La conférence aura un caractère général mais, outre le livre de Grégory Delaplace sur L’invention des morts. Sépultures, fantômes et photographie en Mongolie contemporaine, Paris : EMSCAT (Nord-Asie) 2009, nous attirons l’attention sur deux articles sur le sujet concernant l’aire d’expertise de l’auteur, publiés dans Inner Asia respectivement en 2007 et 2010 :

– « The Little Human and the Daughter-in-Law : Invisibles as seen Through the Eyes of Different Kinds of People »
http://booksandjournals.brillonline.com.gate3.inist.fr/content/journals/10.1163/146481707793646476
– « Chinese Ghosts in Mongolia »
http://booksandjournals.brillonline.com/content/journals/10.1163/146481710792710282

Argumentaire général du séminaire Présence d’esprits

Pour être inventées, les puissances invisibles n’en agissent pas moins en situation et leurs manifestations sont multiples: incarnées dans des êtres humains (possession ou chamanisme), dans des artefacts, dans le paysage ou des manifestations naturelles, elles surgissent aussi dans les discours, rituels ou pas, dans les interactions et président plus ou moins à la vie quotidienne dans toutes les sociétés selon des modalités diverses. La posture analytique des sciences sociales vis à vis de ces phénomènes a longtemps consisté à leur donner un statut d’illusion par lesquelles les êtres humains trompaient les autres ou se trompaient eux-mêmes; et à en proposer une explication en amont par des causes sociologiques, religieuses ou politiques. Cette posture conserve un précieux pouvoir explicatif, mais aborder la présence des puissances invisibles comme des illusions c’est exclure ce qui en fait la spécificité, leur présence-absence. Ces problèmes rencontrés dans l’étude des phénomènes religieux en sciences sociales ont d’abord été formulés par des anthropologues travaillant sur leur propre société où la distance critique vis à vis du religieux, nécessaire dans un premier temps, s’est avérée paralysante. Les anthropologues travaillant dans des domaines culturels différents n’ont pas été confrontés à ces problèmes de façon aussi aigüe, occupés qu’ils étaient à donner sens et cohérence aux « croyances » qu’ils s’attachaient à décrypter et traduire, sans risquer d’être absorbés par leur objet trop éloigné d’eux culturellement. Pourtant, eux aussi ont analysé la présence des puissances invisibles selon « le paradigme de l’illusion », laissant dans l’ombre toute un pan de la réalité telle qu’elle est « négociée » et vécue.
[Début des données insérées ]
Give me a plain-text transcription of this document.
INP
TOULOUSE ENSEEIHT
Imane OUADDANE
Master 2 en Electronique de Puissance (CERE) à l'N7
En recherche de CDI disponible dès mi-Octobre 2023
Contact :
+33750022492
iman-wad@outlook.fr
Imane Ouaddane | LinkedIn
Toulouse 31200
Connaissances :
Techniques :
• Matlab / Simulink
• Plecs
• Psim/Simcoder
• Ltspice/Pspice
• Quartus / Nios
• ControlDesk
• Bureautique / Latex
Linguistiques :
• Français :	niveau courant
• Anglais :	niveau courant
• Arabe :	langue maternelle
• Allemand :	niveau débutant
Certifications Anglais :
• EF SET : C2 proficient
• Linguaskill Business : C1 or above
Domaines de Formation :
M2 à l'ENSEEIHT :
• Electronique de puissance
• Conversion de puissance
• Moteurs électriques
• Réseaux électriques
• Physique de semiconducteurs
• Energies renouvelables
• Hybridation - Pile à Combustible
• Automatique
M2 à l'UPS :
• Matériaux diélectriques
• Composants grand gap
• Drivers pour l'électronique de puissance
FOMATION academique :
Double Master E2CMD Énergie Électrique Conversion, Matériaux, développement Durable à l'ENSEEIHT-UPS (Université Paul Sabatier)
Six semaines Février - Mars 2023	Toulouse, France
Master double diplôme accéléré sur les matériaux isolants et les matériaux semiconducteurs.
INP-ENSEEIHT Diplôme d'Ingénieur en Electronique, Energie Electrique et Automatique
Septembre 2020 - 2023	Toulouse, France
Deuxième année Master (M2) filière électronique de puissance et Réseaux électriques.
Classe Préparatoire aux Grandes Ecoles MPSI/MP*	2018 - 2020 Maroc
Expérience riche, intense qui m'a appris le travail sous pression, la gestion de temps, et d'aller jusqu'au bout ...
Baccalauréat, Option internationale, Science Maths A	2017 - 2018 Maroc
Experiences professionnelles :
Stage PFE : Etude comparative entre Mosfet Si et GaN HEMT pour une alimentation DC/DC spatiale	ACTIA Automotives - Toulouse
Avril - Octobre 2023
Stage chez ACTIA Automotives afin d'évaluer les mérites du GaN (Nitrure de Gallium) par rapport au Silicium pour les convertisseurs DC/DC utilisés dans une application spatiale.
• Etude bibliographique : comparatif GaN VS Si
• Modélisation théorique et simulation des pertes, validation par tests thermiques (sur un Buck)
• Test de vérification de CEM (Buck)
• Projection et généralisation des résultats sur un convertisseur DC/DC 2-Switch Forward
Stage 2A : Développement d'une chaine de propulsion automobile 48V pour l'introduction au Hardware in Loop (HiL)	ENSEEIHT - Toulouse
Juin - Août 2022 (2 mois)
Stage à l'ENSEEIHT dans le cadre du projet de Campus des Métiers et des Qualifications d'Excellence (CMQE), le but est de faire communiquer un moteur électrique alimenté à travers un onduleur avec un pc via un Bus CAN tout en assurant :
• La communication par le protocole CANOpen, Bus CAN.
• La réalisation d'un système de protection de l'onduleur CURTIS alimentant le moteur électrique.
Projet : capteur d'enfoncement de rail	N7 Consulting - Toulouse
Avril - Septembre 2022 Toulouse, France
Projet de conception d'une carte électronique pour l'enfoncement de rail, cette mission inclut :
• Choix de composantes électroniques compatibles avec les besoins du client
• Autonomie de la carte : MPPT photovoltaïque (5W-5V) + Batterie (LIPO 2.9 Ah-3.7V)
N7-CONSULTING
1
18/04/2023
Ce séminaire est issu d’un projet ANR focalisé sur la région himalayenne mais se veut un lieu de réflexion générale sur les méthodes et de présentation de matériaux d’autres régions du monde. On s’intéressera en premier lieu aux expériences, pratiques et matérialisations des puissances invisibles, incluant aussi bien les discours ordinaires (récits de rêves, de révélations, de rencontres avec des êtres fantastiques) que les discours rituels, dont plusieurs études ont déjà montré qu’ils étaient « chosifiés »; les procédés rituels que les artefacts ; les manifestations naturelles que les performances artistiques dont certaines atteignent au divin par leur perfection; les interactions enfin, rituelles ou pas, entre les individus. Notre réflexion portera aussi sur la tension qui existe entrele caractère immatériel des puissances invisibles dans lequel elles puisent leur autorité et leur matérialisation qui leur confère leur pouvoir. Certains ont suggéré que plus les divinités étaient conçues comme hors de la portée des humains et plus grands étaient les efforts mis dans leur matérialisation. Comment placer les phénomènes de possession par rapport à cette hypothèse ? Une enquête comparative fine doit nous permettre d’envisager plusieurs modalités de présentification des entités invisibles afin d’approfondir notre compréhension des différentes façons dont les êtres humains appréhendent le monde dont ils participent. Enfin, ces phénomènes sont inscrits dans des systèmes sociohistoriques dynamiques, qui recèlent les conditions mêmes de leurs transformations et l’émergence de nouvelles configurations suscitant rejet ou violence retiendra aussi notre attention.